First gas uplifts Chevron’s Gorgon project to next level, setting the stage for more LNG exports
Chevron Australia, a subsidiary of the U.S. oil and gas giant Chevron, and its Gorgon Joint Venture partners have achieved the first gas production from the Gorgon stage two development off the northwest coast of Western Australia. This supports long-term energy supply as it is expected to bring more liquefied natural gas (LNG) to the energy market.
Chevron’s Gorgon development expands the existing subsea gas gathering network of the Gorgon project, which the U.S. energy giant describes as one of the world’s largest natural gas projects and the largest single resource project in Australia’s history. This project exports liquefied natural gas to customers across the Asia Pacific and produces domestic gas for the Western Australian market.

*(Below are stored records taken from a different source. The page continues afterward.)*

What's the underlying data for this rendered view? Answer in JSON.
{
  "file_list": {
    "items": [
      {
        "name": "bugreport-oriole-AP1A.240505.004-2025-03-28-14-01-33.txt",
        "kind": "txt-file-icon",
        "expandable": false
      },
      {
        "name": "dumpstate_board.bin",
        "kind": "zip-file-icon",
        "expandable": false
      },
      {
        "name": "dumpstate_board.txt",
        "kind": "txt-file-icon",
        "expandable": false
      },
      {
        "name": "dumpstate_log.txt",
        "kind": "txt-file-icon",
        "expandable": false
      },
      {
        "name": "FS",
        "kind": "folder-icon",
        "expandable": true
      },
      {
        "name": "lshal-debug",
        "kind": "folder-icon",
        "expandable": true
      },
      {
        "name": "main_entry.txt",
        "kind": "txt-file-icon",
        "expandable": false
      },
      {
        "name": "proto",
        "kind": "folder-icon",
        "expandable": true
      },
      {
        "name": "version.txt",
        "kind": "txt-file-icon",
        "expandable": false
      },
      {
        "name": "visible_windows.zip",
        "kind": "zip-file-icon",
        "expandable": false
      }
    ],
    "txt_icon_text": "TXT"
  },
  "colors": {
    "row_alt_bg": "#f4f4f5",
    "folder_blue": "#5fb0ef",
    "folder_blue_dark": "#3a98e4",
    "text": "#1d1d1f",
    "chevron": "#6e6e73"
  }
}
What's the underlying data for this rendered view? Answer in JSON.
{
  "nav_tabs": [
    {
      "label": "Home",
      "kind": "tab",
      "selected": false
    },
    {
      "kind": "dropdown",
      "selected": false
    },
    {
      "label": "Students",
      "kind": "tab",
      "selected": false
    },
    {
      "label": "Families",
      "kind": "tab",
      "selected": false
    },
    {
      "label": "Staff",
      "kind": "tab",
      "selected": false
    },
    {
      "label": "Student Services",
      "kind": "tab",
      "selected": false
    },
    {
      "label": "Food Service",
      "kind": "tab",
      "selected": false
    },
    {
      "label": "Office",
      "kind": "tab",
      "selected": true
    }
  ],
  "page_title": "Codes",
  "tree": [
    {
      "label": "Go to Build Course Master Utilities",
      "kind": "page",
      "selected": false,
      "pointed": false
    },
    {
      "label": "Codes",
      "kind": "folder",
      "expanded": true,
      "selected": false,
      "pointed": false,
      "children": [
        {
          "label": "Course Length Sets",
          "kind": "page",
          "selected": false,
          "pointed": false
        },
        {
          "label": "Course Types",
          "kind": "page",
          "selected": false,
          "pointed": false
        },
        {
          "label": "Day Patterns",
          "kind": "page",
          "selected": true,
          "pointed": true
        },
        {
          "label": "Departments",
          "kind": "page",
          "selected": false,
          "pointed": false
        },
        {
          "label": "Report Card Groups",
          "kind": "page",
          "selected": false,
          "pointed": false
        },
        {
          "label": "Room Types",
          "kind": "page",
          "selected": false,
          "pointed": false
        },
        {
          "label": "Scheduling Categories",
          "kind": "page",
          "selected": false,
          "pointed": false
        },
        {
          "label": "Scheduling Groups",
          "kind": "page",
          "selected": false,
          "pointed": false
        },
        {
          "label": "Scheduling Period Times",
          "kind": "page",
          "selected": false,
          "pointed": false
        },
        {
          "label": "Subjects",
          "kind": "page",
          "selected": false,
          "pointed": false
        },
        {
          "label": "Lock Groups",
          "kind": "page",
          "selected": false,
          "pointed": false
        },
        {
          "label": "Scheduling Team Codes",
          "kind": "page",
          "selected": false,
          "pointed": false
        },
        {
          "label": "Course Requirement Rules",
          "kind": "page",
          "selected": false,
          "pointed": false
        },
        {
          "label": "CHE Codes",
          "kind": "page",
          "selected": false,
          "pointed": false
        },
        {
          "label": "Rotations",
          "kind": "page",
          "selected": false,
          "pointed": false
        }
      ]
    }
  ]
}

The Gorgon gas field is located around 130 kilometres off the northwest coast of Western Australia and 65 kilometres northwest of Barrow Island in water depths of approximately 200 metres. The initial field development was commissioned in 2015, consisting of wells and subsea infrastructure, including the feed gas pipeline. This led to the first LNG cargo departing Barrow Island on 21 March 2016 while the domestic gas supply to the Western Australian market began in December 2016.
This field development is expanded by Gorgon stage 2 (GS2), which enriches the Gorgon and Jansz-Io gas fields with 11 additional wells and accompanying offshore production pipelines and subsea infrastructure to maintain future gas supply to the three existing LNG trains and the gas processing facilities on Barrow Island. The Gorgon gas development is expected to have a nominal operational design life of 50 years.
Mark Hatfield, Chevron Australia managing director, commented “Gorgon stage two first gas marks the next phase of the Gorgon project and demonstrates our commitment to providing reliable and affordable energy that supports the region’s energy security. Importantly, the team completed the complex offshore installation work, totalling more than 3.2 million hours to date, without any serious injuries or incidents.
“The development supports the longevity of the Gorgon project and the continuation of its already significant ongoing benefits including highly skilled local employment, economic activity as well as state and federal government revenue for decades to come.”
Chevron believes that this project will continue to be an important pillar of the Australian economy in the coming decades, thus, unlocking this energy in the U.S. oil major’s view puts Australia in a prime position to meet future demand and provide “a clean-burning fuel, both at home and overseas.”
The Chevron-operated Gorgon project is a joint venture between the Australian subsidiaries of Chevron (47.3 per cent), ExxonMobil (25 per cent), Shell (25 per cent), Osaka Gas (1.25 per cent), Tokyo Gas (1 per cent) and JERA (0.417 per cent).
This is not the only project Chevron operates in Australia, as aside from Gorgon, Chevron also acts as the operator of the Wheatstone natural gas project, holds an interest in the North West Shelf project, and operates – what it deems to be – Australia’s largest onshore oilfield on Barrow Island.